On Wednesday July 10th 2013, Dzokhar faced his victim’s families for the first time during his pretrial hearing. Many of the families that were present in the court wanted to be there to seek the peace of mind which they have been waiting for since April. Hearing that the man who coldheartedly injured and murdered a loved one would be sentenced to a lifetime in prison or possibly given the death penalty may appease their hearts. One can only wait and see what will happen to this 19 year old who seems to have lost his way in life.
His options are pretty simple, attorney Judy Clarke who had also represented Timothy McVeigh in his trial, is pulling all the string in order to avoid the death penalty. She hopes that she would be able to come to an agreement with the government by asking Tsarnev to cooperate and provide information he may have about other attacks or attackers. This same tactic was what she used to get McVeigh and the Unabomber life sentences instead of the death penalty. While on the other side, seeing as this is a federal case, the death penalty could be applied if there is significant evidence agains Tsarnev and the juror’s decision is unanimous. It’s safe to assumed that we will all be watching and waiting to see what will be the outcome to one of the biggest disasters of the year.

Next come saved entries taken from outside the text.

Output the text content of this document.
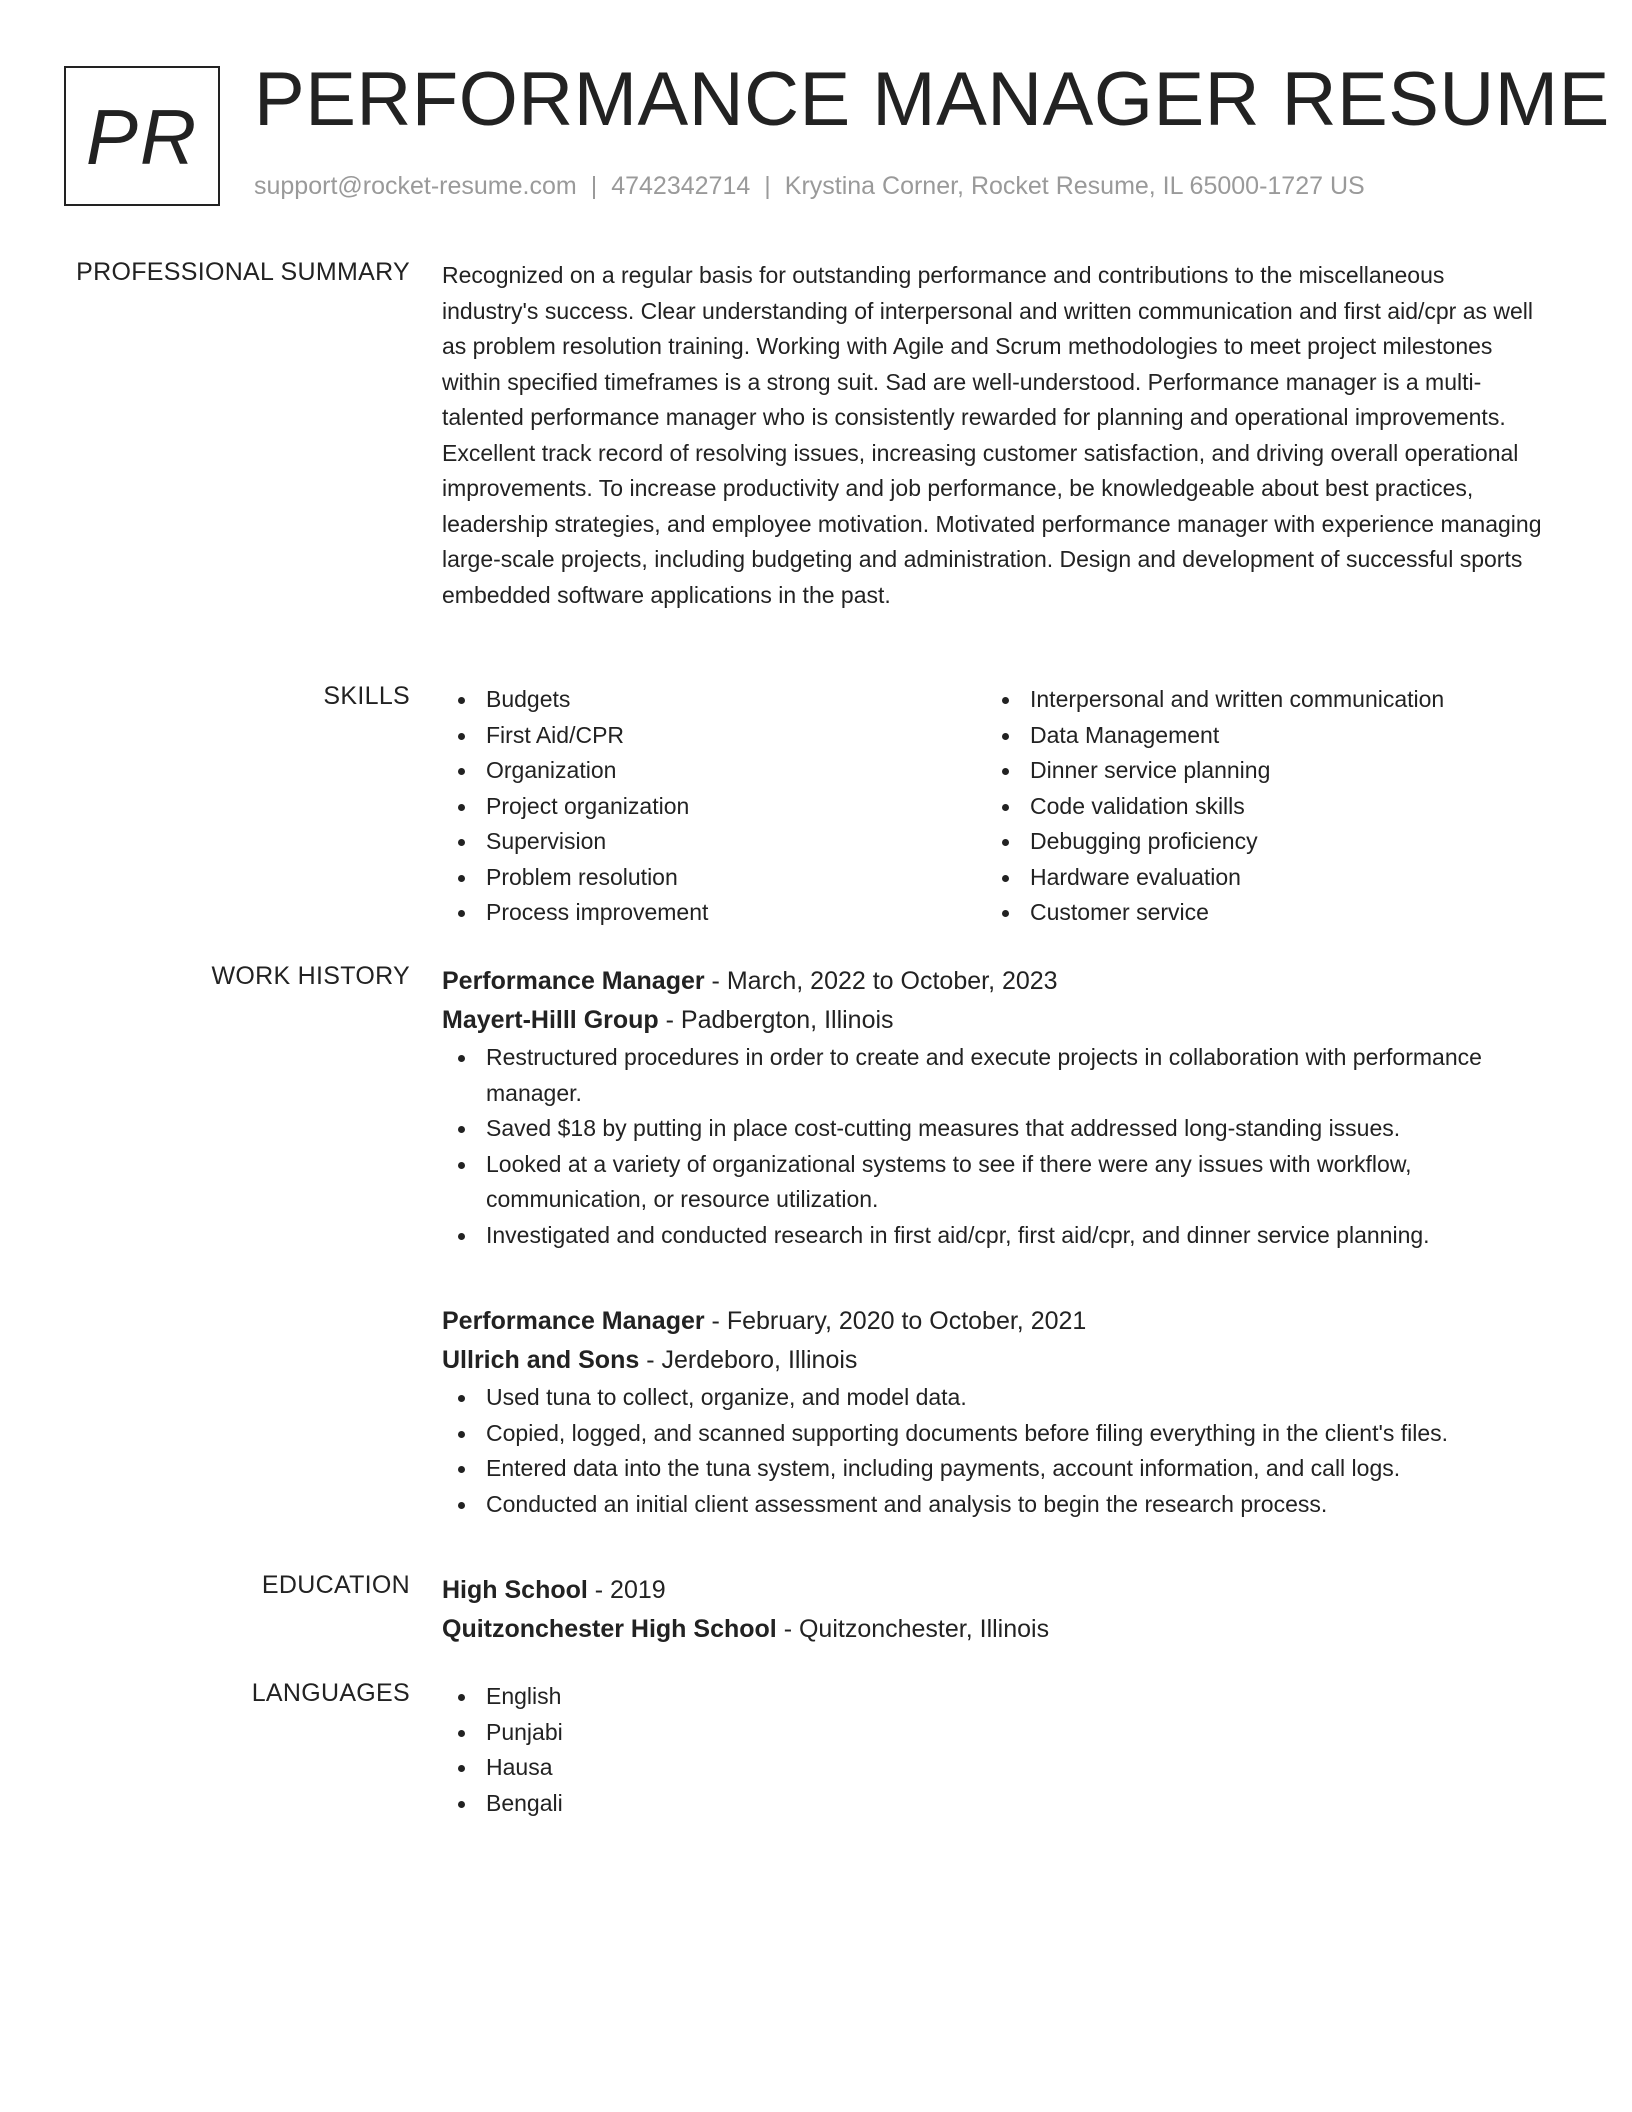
PR PERFORMANCE MANAGER RESUME
support@rocket-resume.com | 4742342714 | Krystina Corner, Rocket Resume, IL 65000-1727 US
PROFESSIONAL SUMMARY Recognized on a regular basis for outstanding performance and contributions to the miscellaneous industry's success. Clear understanding of interpersonal and written communication and first aid/cpr as well as problem resolution training. Working with Agile and Scrum methodologies to meet project milestones within specified timeframes is a strong suit. Sad are well-understood. Performance manager is a multi-talented performance manager who is consistently rewarded for planning and operational improvements. Excellent track record of resolving issues, increasing customer satisfaction, and driving overall operational improvements. To increase productivity and job performance, be knowledgeable about best practices, leadership strategies, and employee motivation. Motivated performance manager with experience managing large-scale projects, including budgeting and administration. Design and development of successful sports embedded software applications in the past.

SKILLS	Budgets
First Aid/CPR
Organization
Project organization
Supervision
Problem resolution
Process improvement
Interpersonal and written communication
Data Management
Dinner service planning
Code validation skills
Debugging proficiency
Hardware evaluation
Customer service
WORK HISTORY Performance Manager - March, 2022 to October, 2023
Mayert-Hilll Group - Padbergton, Illinois
Restructured procedures in order to create and execute projects in collaboration with performance manager.
Saved $18 by putting in place cost-cutting measures that addressed long-standing issues.
Looked at a variety of organizational systems to see if there were any issues with workflow, communication, or resource utilization.
Investigated and conducted research in first aid/cpr, first aid/cpr, and dinner service planning.
Performance Manager - February, 2020 to October, 2021
Ullrich and Sons - Jerdeboro, Illinois
Used tuna to collect, organize, and model data.
Copied, logged, and scanned supporting documents before filing everything in the client's files.
Entered data into the tuna system, including payments, account information, and call logs.
Conducted an initial client assessment and analysis to begin the research process.
EDUCATION High School - 2019
Quitzonchester High School - Quitzonchester, Illinois
LANGUAGES	English
Punjabi
Hausa
Bengali
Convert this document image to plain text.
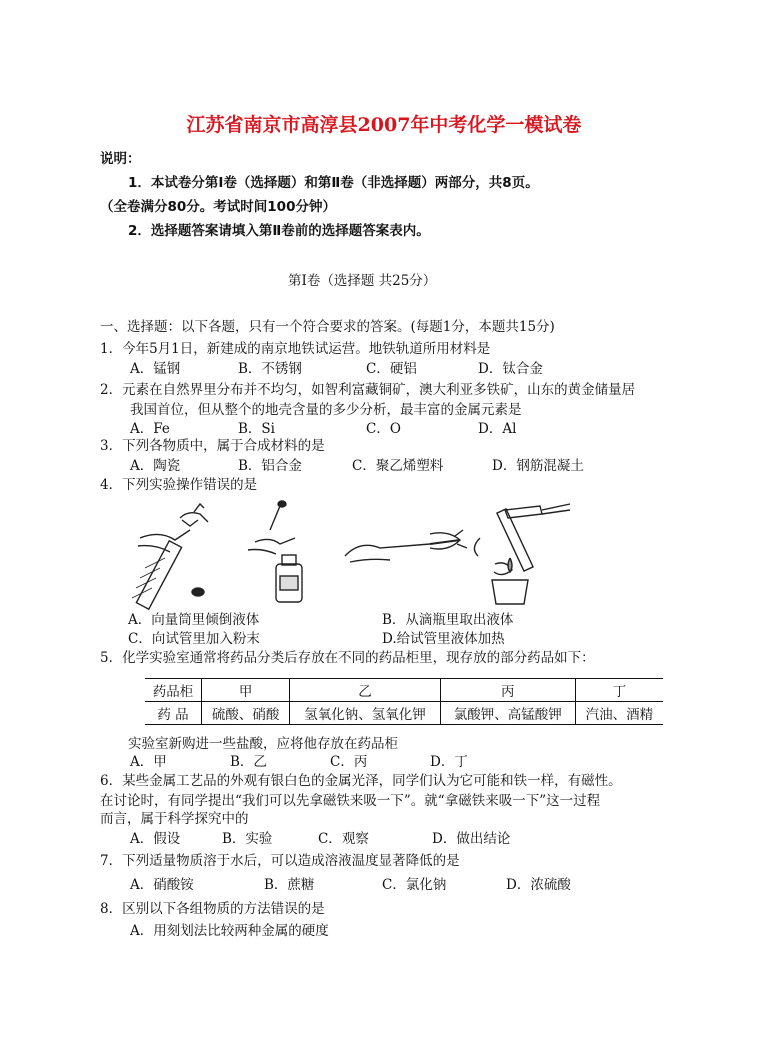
江苏省南京市高淳县2007年中考化学一模试卷
说明：
1．本试卷分第Ⅰ卷（选择题）和第Ⅱ卷（非选择题）两部分，共8页。
（全卷满分80分。考试时间100分钟）
2．选择题答案请填入第Ⅱ卷前的选择题答案表内。
第Ⅰ卷（选择题 共25分）
一、选择题：以下各题，只有一个符合要求的答案。(每题1分，本题共15分)
1．今年5月1日，新建成的南京地铁试运营。地铁轨道所用材料是
A．锰钢	B．不锈钢	C．硬铝	D．钛合金
2．元素在自然界里分布并不均匀，如智利富藏铜矿，澳大利亚多铁矿，山东的黄金储量居
我国首位，但从整个的地壳含量的多少分析，最丰富的金属元素是
A．Fe	B．Si	C．O	D．Al
3．下列各物质中，属于合成材料的是
A．陶瓷	B．铝合金	C．聚乙烯塑料	D．钢筋混凝土
4．下列实验操作错误的是
A．向量筒里倾倒液体	B．从滴瓶里取出液体
C．向试管里加入粉末	D.给试管里液体加热
5．化学实验室通常将药品分类后存放在不同的药品柜里，现存放的部分药品如下：
药品柜	甲	乙	丙	丁
药 品	硫酸、硝酸	氢氧化钠、氢氧化钾	氯酸钾、高锰酸钾	汽油、酒精
实验室新购进一些盐酸，应将他存放在药品柜
A．甲	B．乙	C．丙	D．丁
6．某些金属工艺品的外观有银白色的金属光泽，同学们认为它可能和铁一样，有磁性。
在讨论时，有同学提出“我们可以先拿磁铁来吸一下”。就“拿磁铁来吸一下”这一过程
而言，属于科学探究中的
A．假设	B．实验	C．观察	D．做出结论
7．下列适量物质溶于水后，可以造成溶液温度显著降低的是
A．硝酸铵	B．蔗糖	C．氯化钠	D．浓硫酸
8．区别以下各组物质的方法错误的是
A．用刻划法比较两种金属的硬度
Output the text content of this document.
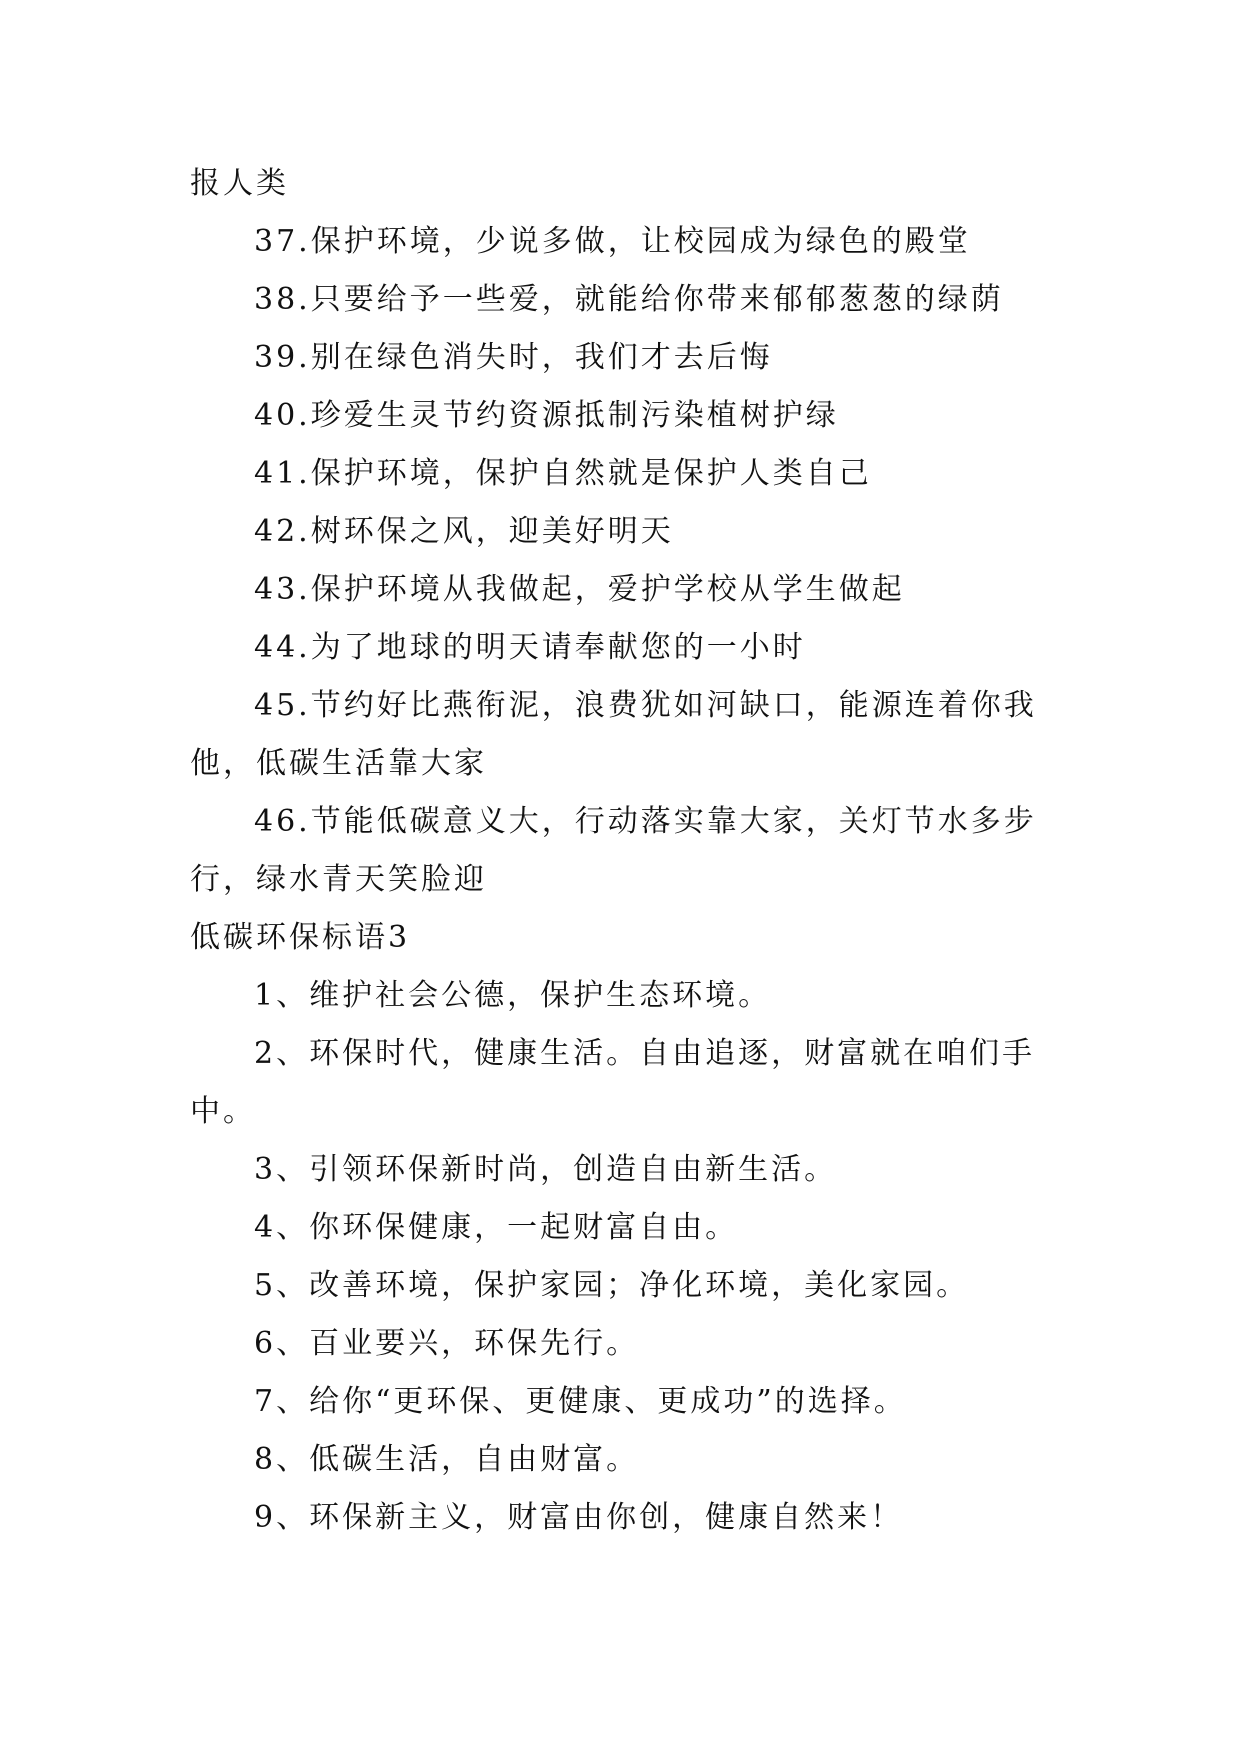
报人类

37.保护环境，少说多做，让校园成为绿色的殿堂

38.只要给予一些爱，就能给你带来郁郁葱葱的绿荫

39.别在绿色消失时，我们才去后悔

40.珍爱生灵节约资源抵制污染植树护绿

41.保护环境，保护自然就是保护人类自己

42.树环保之风，迎美好明天

43.保护环境从我做起，爱护学校从学生做起

44.为了地球的明天请奉献您的一小时

45.节约好比燕衔泥，浪费犹如河缺口，能源连着你我他，低碳生活靠大家

46.节能低碳意义大，行动落实靠大家，关灯节水多步行，绿水青天笑脸迎

低碳环保标语3

1、维护社会公德，保护生态环境。

2、环保时代，健康生活。自由追逐，财富就在咱们手中。

3、引领环保新时尚，创造自由新生活。

4、你环保健康，一起财富自由。

5、改善环境，保护家园；净化环境，美化家园。

6、百业要兴，环保先行。

7、给你“更环保、更健康、更成功”的选择。

8、低碳生活，自由财富。

9、环保新主义，财富由你创，健康自然来！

This year brought with it a series of tragedies from school shootings to bombings, and many begin to wonder what could possibly lead someone to want to take away the lives of innocent people in such an insane way. As we become more and more interconnected in the world, it seems that many have found a way to turn a good thing into a killing machine. Things such as YouTube and Google that are used for our leisure, are used by Tamerlan Tsarnev so he could watch extremist videos that encouraged him and his brother to go through with their attack. How do we move on from this as a community and what would be the right punishment for such a crime? In a state that hasn’t given out the death penalty in almost 70 years, the judge and jury have a difficult task ahead of them. On the one hand, if this case doesn’t deserve the death penalty then what kind of case would? While on the other hand, a life sentence could be seen as sufficient suffering for him, at least he would have to spend the rest of his life thinking about what he did while living under difficult circumstances. It will be a difficult decision to make for the judge as 19 year old Dzokhar Tsarnev awaits to hear his fate in court throughout the next few months.